The CWM (MazeEngineers; Skokie, IL) is made of acrylic and consists of multiple arms arranged to produce a maze with different choice arms and one final endpoint. The maze was arranged into simplified “five choice arms” (5-T) following trial runs with pilot rats. The rats were tested on the maze one month after arrival to UNTHSC at 4 months of age. The task was conducted under regular light in the awake cycle in two phases: the training phase and the testing phase. During day one of the training phase, IACUC chow pellets were scattered inside the maze and rats were separately given 10 minutes to explore the area. On the second day, the quantity of scattered food was reduced and Stauffer’s animal crackers added to the endpoint. On the final day of training, all scattered food was removed, and crackers and chow pellets were placed exclusively at the final designated arm.
The 5-day testing phase was completed 2 days after the training phase. Ad libitum food from rats was reduced by 20% of regular intake starting after the training phase and maintained during the days of testing [14]. Rats were given 10 minutes to acclimate to the light and room condition before being placed in the maze. Rats were then individually video-recorded while the assessor remained in the room but away from the maze. Each rat was removed from the maze as soon as the camera screen showed it had reached the endpoint and collected food. Each rat was allowed a maximum of 5 minutes to complete the task and the maze was thoroughly cleaned with disinfectant wipes and dried between uses. Once returned to their cage, food trays were filled again to 80% of normal chow pellet consumption. Rats were scored on completion time and number of errors made. Errors constituted any time the rat entered an incorrect arm and/or on any incorrect turns made.

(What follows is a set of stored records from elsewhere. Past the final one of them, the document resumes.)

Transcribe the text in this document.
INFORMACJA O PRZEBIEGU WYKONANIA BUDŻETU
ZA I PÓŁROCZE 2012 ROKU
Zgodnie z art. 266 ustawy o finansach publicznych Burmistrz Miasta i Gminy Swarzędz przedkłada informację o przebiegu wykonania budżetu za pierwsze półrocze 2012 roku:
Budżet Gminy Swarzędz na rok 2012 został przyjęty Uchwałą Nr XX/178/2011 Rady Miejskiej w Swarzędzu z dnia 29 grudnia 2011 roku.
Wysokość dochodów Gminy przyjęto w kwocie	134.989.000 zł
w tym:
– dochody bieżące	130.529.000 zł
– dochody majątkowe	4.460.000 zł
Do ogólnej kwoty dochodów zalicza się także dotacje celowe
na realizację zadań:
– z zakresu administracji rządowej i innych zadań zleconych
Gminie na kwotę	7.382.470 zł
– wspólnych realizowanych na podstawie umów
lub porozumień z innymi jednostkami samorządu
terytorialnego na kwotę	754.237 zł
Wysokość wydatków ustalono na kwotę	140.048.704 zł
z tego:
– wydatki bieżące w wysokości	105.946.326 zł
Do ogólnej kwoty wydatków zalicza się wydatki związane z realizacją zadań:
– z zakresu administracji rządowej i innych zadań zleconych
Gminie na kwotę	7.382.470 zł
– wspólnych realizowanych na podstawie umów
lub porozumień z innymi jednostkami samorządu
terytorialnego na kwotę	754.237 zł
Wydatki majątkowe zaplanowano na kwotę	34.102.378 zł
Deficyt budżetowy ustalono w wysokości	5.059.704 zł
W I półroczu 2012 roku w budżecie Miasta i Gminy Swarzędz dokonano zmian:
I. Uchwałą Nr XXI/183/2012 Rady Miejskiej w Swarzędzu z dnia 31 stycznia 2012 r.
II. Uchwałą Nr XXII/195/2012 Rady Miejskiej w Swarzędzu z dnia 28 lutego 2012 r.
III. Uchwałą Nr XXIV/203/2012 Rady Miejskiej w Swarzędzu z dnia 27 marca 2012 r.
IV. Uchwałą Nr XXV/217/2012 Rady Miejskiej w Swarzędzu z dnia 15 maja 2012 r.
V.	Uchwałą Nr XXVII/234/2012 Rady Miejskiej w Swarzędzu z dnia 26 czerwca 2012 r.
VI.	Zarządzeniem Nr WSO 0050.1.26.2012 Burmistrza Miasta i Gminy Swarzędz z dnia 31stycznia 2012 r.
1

OFT chambers (Columbus Instruments Inc.; Columbus, OH) were used to measure spontaneous locomotor activity in the awake cycle. One hour of motor activity was quantified, both as average distance traveled and average speed, from three consecutive days one month pre-maze and one week post-maze (i.e. at 3 and 4 months-old) assessment to determine the impact of motor deficits on cognitive performance in completing the maze.
GraphPad Prism ver. 10 was used for statistical analyses. A student’s t-test was used to determine differences between genotypes on overall maze performance. A repeated measures two-way ANOVA was used to assess day to day performance in the maze considering the 5 consecutive days of testing. A two-way ANOVA with repeated measures was used to assess motor performance between PINK1-/- and WT rats from arrival at 3 months to 4 months old. Grubb’s test and cut-off score criteria were used to identify any outliers.
Funding
IS is supported by the National Institute on Aging Training Grant T32 AG 020494. The work was funded in part by the Department of Defense Parkinson’s Disease Research Program (Award W81XWH-19-1-0757) to MFS, an Institute for Healthy Aging at the University of North Texas Intramural Award to MFS and VAN, and an HSC Presidential Endowment to the Chair of Pharmacology & Neuroscience to DPS. We thank Dr. Jason R. Richardson for his support.
Conflict of Interest
The authors have no conflict of interest to report.
Data Availability Statement
The data supporting the findings of this study are available within the article.